Culto individualista e retrógrado
Unânime, entre jovens e idosos, parece ser a justificação da ida aos encontros. «Este é um espaço alternativo, que proporciona maior substância emocional e espiritual», sublinha Maria Vicente, que com 73 anos se deslocou de Alcanena até às termas da Curia.
Um pensamento partilhado por Ana Teixeira, estudante portuense de 17 anos, que se encontra a passar férias na praia da Barra: «O que venho procurar é uma nova forma de encarar o mundo. O discurso que encontro na minha paróquia é demasiado retrógrado». Este é um sentimento que parece estar a generalizar-se e, por isso, foram postos a nu, nos vários encontros, os aspectos menos aliciantes do dia-a-dia das paróquias.

A falta de humanização das relações foi uma das lacunas mais referenciadas e, segundo o próprio bispo, o culto não a combate porque não promove o relacionamento interpessoal: «As cerimónias religiosas e a oração alimentam o isolamento, pelo que o verdadeiro cristão não é aquele que vai às missas todas, mas aquele que também se interessa por viver à luz dos ensinamentos de Jesus, ou seja, sendo solidário».

Com 70 anos, D. António Marcelino - um bispo que no último ano deu a cara em casos polémicos, como a defesa do pároco da Gafanha da Nazaré, contestado pela população, ou a oposição à abertura em Aveiro de uma loja de material erótico -, não faz férias em Agosto para se poder dedicar aos turistas.

Este religioso, natural de Castelo Branco, sensibilizou-se para o turismo quando era bispo auxiliar de Lisboa, com a responsabilidade da zona do oeste, que tem na Nazaré uma das principais praias.

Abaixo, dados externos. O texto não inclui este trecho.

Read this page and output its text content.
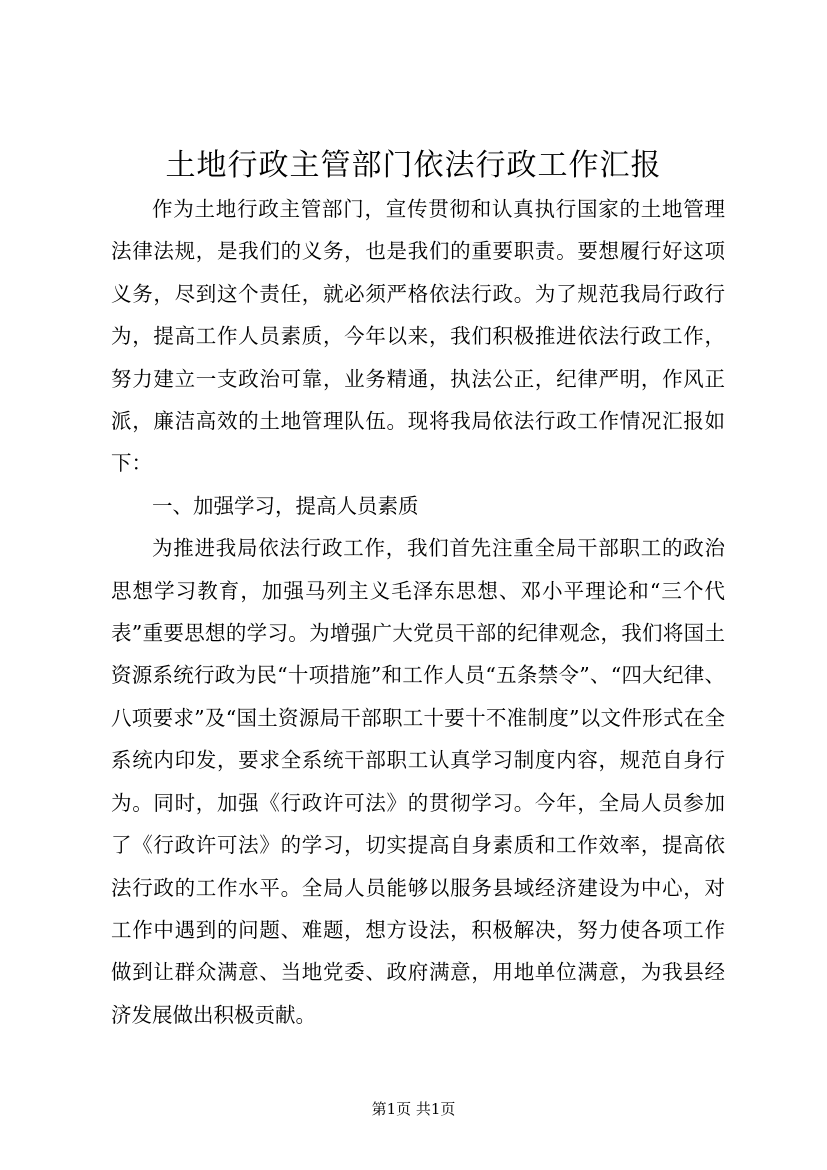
土地行政主管部门依法行政工作汇报

作为土地行政主管部门，宣传贯彻和认真执行国家的土地管理法律法规，是我们的义务，也是我们的重要职责。要想履行好这项义务，尽到这个责任，就必须严格依法行政。为了规范我局行政行为，提高工作人员素质，今年以来，我们积极推进依法行政工作，努力建立一支政治可靠，业务精通，执法公正，纪律严明，作风正派，廉洁高效的土地管理队伍。现将我局依法行政工作情况汇报如下：

一、加强学习，提高人员素质

为推进我局依法行政工作，我们首先注重全局干部职工的政治思想学习教育，加强马列主义毛泽东思想、邓小平理论和“三个代表”重要思想的学习。为增强广大党员干部的纪律观念，我们将国土资源系统行政为民“十项措施”和工作人员“五条禁令”、“四大纪律、八项要求”及“国土资源局干部职工十要十不准制度”以文件形式在全系统内印发，要求全系统干部职工认真学习制度内容，规范自身行为。同时，加强《行政许可法》的贯彻学习。今年，全局人员参加了《行政许可法》的学习，切实提高自身素质和工作效率，提高依法行政的工作水平。全局人员能够以服务县域经济建设为中心，对工作中遇到的问题、难题，想方设法，积极解决，努力使各项工作做到让群众满意、当地党委、政府满意，用地单位满意，为我县经济发展做出积极贡献。

第1页 共1页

Está em Aveiro há cerca de 20 anos e encontrou aí uma vasta frente de praias e várias estâncias termais, bons terrenos para explanar a sua inclinação para o turismo. Por isso, não se cansa de promover encontros com veraneantes. Só lamentando que os párocos da sua e de outras dioceses não estejam «para aí virados».

A pastoral do turismo, uma actividade que a Igreja Católica decidiu desenvolver logo após o Concílio do Vaticano II, em 1965, não tem grande tradição em Portugal.

As iniciativas surgem isoladas, embora exista desde 1968 a vontade de elaboração de um plano nacional. Os bispos chegaram a reunir-se várias vezes, em 1967 e em 1973, com o intuito de prepararem a criação de um órgão nacional para o sector, mas até hoje nada se concretizou.

Em Lisboa, os elementos do Serviço das Migrações e Turismo da diocese estão de férias durante o mês de Agosto. E, no Porto, o Secretariado das Migrações, que funciona apenas há um ano, não tem acção concertada na área do turismo.